VMware Cloud on AWS provides an ability to specify cores to socket assignment while configuring vCPU resources of your VM. Accurately represent to the OS the underlying CPU topology of your physical server. As the number of physical cores on a physical socket on a server model used in VMware Cloud on AWS may vary from you on-premises configuration, we recommend to recheck cores to socket assignment using the following rule: If the VM isn’t wide, it should have only one virtual socket, if the number of vCPUs can only fit into two sockets, create two virtual sockets (not 2 cores per socket).

The following examples illustrates the rule:

  • For a VM with 24 vCPUs, running on an i3 server, the recommended configuration will be 12 cores/2 sockets (24 vCPUs > 18 physical cores on one physcial socket)
  • For a VM with 24 vCPUs, running on an i3en host, the recommended configuration will be 24 cores/1 socket (24 VM cores == 24 physical cores on one physical socket)

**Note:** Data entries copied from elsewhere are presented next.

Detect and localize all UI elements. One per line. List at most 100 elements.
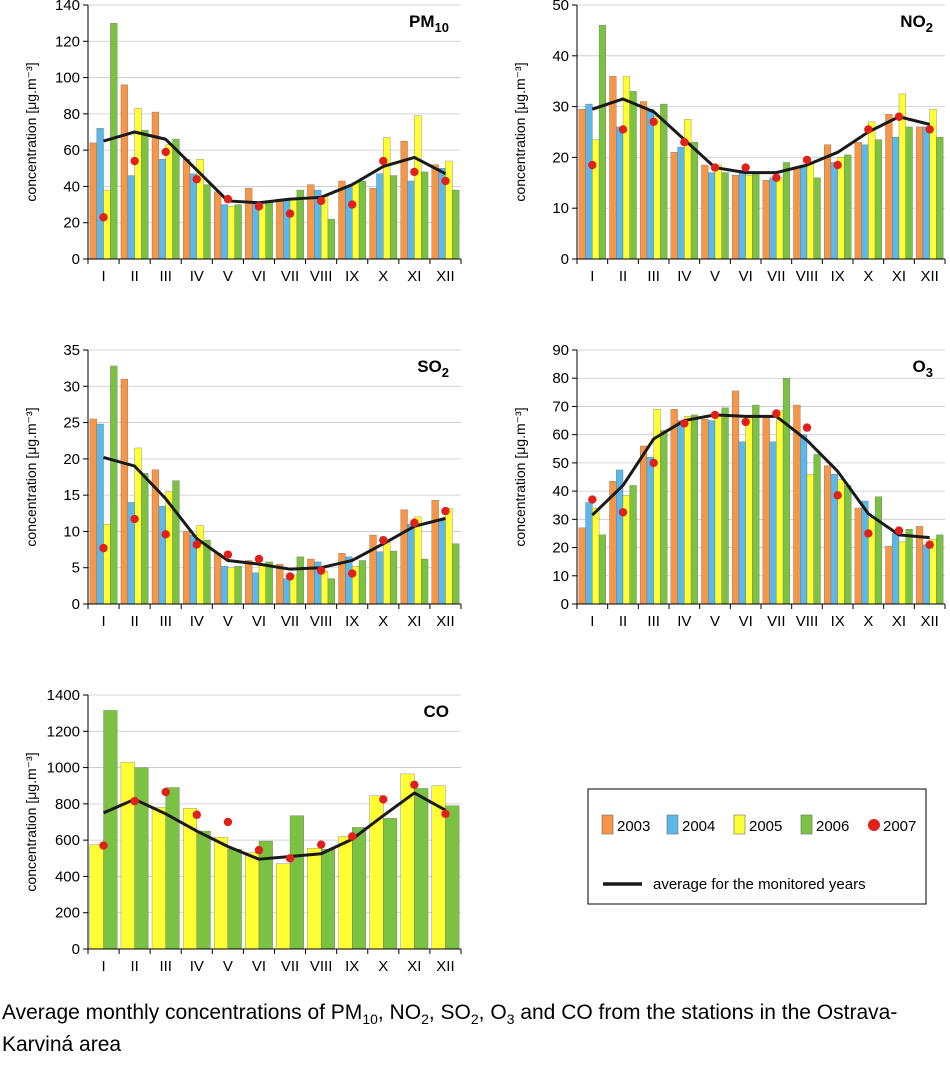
y-tick-label: 5 [72,560,80,577]
bar-2004-VI [251,572,260,605]
bar-2003-V [701,164,709,260]
bar-2003-I [89,142,97,260]
bar-2006-VI [265,561,273,605]
x-tick-label: IX [831,613,845,630]
bar-2006-VIII [813,177,821,260]
point-2007-I [99,213,108,222]
y-tick-label: 30 [552,99,569,116]
y-tick-label: 600 [55,832,80,849]
point-2007-X [379,795,388,804]
no2-title: NO2 [900,12,933,35]
y-tick-label: 70 [552,398,569,415]
point-2007-XI [894,526,904,535]
point-2007-V [223,194,233,204]
point-2007-II [130,156,139,166]
bar-2006-II [629,91,637,260]
x-tick-label: II [130,958,138,975]
bar-2003-I [578,108,586,260]
bar-2005-IV [684,416,692,605]
title-subscript: 2 [926,20,933,35]
x-tick-label: IV [190,613,204,630]
x-tick-label: VII [767,268,785,285]
y-tick-label: 60 [552,427,569,444]
bar-2005-X [383,542,391,605]
x-tick-label: XI [407,613,421,630]
title-subscript: 2 [442,365,449,380]
point-2007-I [588,495,597,504]
bar-2006-IX [844,154,852,260]
x-tick-label: V [223,613,233,630]
bar-2003-VI [731,175,740,260]
x-tick-label: VI [739,268,753,285]
bar-2003-III [151,111,160,260]
point-2007-XII [441,809,450,819]
point-2007-VIII [802,155,812,165]
point-2007-III [161,787,170,797]
bar-2006-II [141,473,149,605]
chart-legend: 2003 2004 2005 2006 2007 average for the moni… [587,788,927,905]
legend-frame [587,788,927,905]
point-2007-VII [285,572,295,581]
bar-2005-IX [338,836,353,950]
bar-2006-I [598,25,607,260]
point-2007-I [99,543,108,553]
bar-2003-III [639,445,648,605]
bar-2006-VI [752,404,760,605]
bar-2003-XII [431,500,439,605]
x-tick-label: II [130,613,138,630]
bar-2006-VII [782,162,791,260]
point-2007-II [130,796,139,806]
bar-2005-VI [745,175,753,260]
bar-2004-VI [738,169,746,260]
bar-2006-V [721,407,729,605]
x-tick-label: VIII [310,613,333,630]
bar-2004-VI [251,202,260,260]
point-2007-V [223,550,233,559]
bar-2004-IX [345,556,353,605]
y-tick-label: 800 [55,796,80,813]
bar-2004-VI [738,441,746,605]
title-text: PM [409,12,435,31]
bar-2004-IX [345,186,353,260]
x-tick-label: VII [281,268,299,285]
point-2007-III [161,147,170,157]
bar-2003-VII [276,198,284,260]
legend-marker-2007 [868,819,880,831]
bar-2003-IX [823,144,832,260]
x-tick-label: XII [436,268,454,285]
point-2007-V [710,163,720,172]
bar-2006-XII [452,543,460,605]
bar-2005-I [592,507,600,605]
bar-2005-V [714,164,722,260]
x-tick-label: XII [920,613,938,630]
bar-2006-VII [296,556,304,605]
bar-2004-VIII [800,434,808,605]
bar-2005-VII [276,863,291,950]
bar-2006-I [103,710,118,950]
bar-2003-IV [670,152,678,260]
bar-2006-II [141,130,149,260]
x-tick-label: II [619,613,627,630]
bar-2005-V [714,414,722,605]
average-line [591,97,931,175]
x-tick-label: V [710,613,720,630]
point-2007-IV [192,810,201,819]
x-tick-label: X [863,613,873,630]
y-tick-label: 10 [552,200,569,217]
bar-2006-X [389,175,398,260]
y-tick-label: 120 [55,33,80,50]
caption-sub-1: 10 [362,1011,378,1028]
x-tick-label: IV [677,268,691,285]
point-2007-II [618,508,628,517]
y-tick-label: 1000 [47,760,80,777]
bar-2003-X [369,534,377,605]
bar-2006-VIII [813,454,821,605]
title-text: CO [424,702,450,721]
y-tick-label: 50 [552,455,569,472]
title-text: NO [900,12,926,31]
bar-2004-I [96,423,104,605]
caption-part-2: , NO [377,1001,422,1024]
x-tick-label: VI [252,958,266,975]
legend-label-2004: 2004 [682,818,715,835]
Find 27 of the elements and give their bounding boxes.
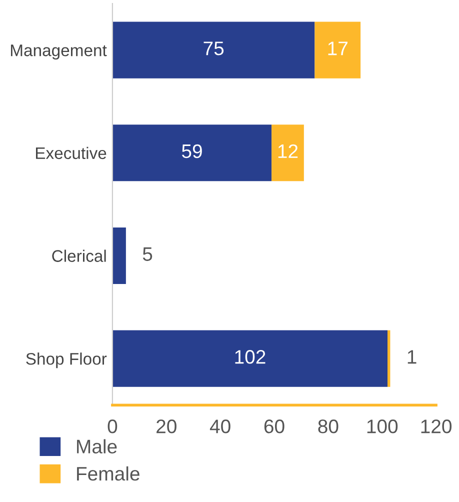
x-tick-label: 60	[264, 420, 284, 434]
bar	[112, 124, 272, 182]
x-tick-label: 100	[367, 420, 398, 434]
y-tick-label: Management	[10, 44, 107, 60]
data-label: 75	[204, 42, 224, 56]
data-label: 17	[328, 42, 348, 56]
bar	[112, 22, 315, 78]
data-label: 59	[182, 144, 202, 158]
y-tick-label: Executive	[36, 146, 106, 160]
data-label: 5	[142, 247, 152, 261]
x-tick-label: 40	[210, 420, 230, 434]
bar	[112, 227, 126, 284]
legend-label: Male	[77, 439, 117, 454]
x-tick-label: 0	[108, 420, 118, 434]
x-tick-label: 20	[156, 420, 176, 434]
data-label: 1	[408, 350, 416, 364]
legend-label: Female	[77, 466, 140, 481]
y-tick-label: Shop Floor	[26, 352, 107, 368]
data-label: 102	[235, 350, 266, 364]
bar	[314, 22, 361, 78]
bar	[388, 330, 390, 387]
y-tick-label: Clerical	[52, 250, 106, 262]
x-tick-label: 120	[421, 420, 452, 434]
bar	[272, 124, 304, 182]
bar	[112, 330, 388, 387]
x-tick-label: 80	[318, 420, 338, 434]
data-label: 12	[278, 144, 298, 158]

In VMware Cloud on AWS avoid VM CPU configurations with more than two virtual sockets – such configurations might negatively impact application performance.  Guest OS will not be able to effectively use the accurate cache topology information (since VMware Cloud on AWS hosts have only two physical sockets).

NOTE: VMware Cloud on AWS has the “autosizing of vNUMA” feature for a VM turned on. “Cores per Socket” setting is not taken into account while creating the vNUMA topology. If migrating from vSphere versions prior to 6.5, recheck the VM vNUMA configuration if modification to “Cores per Socket” was made.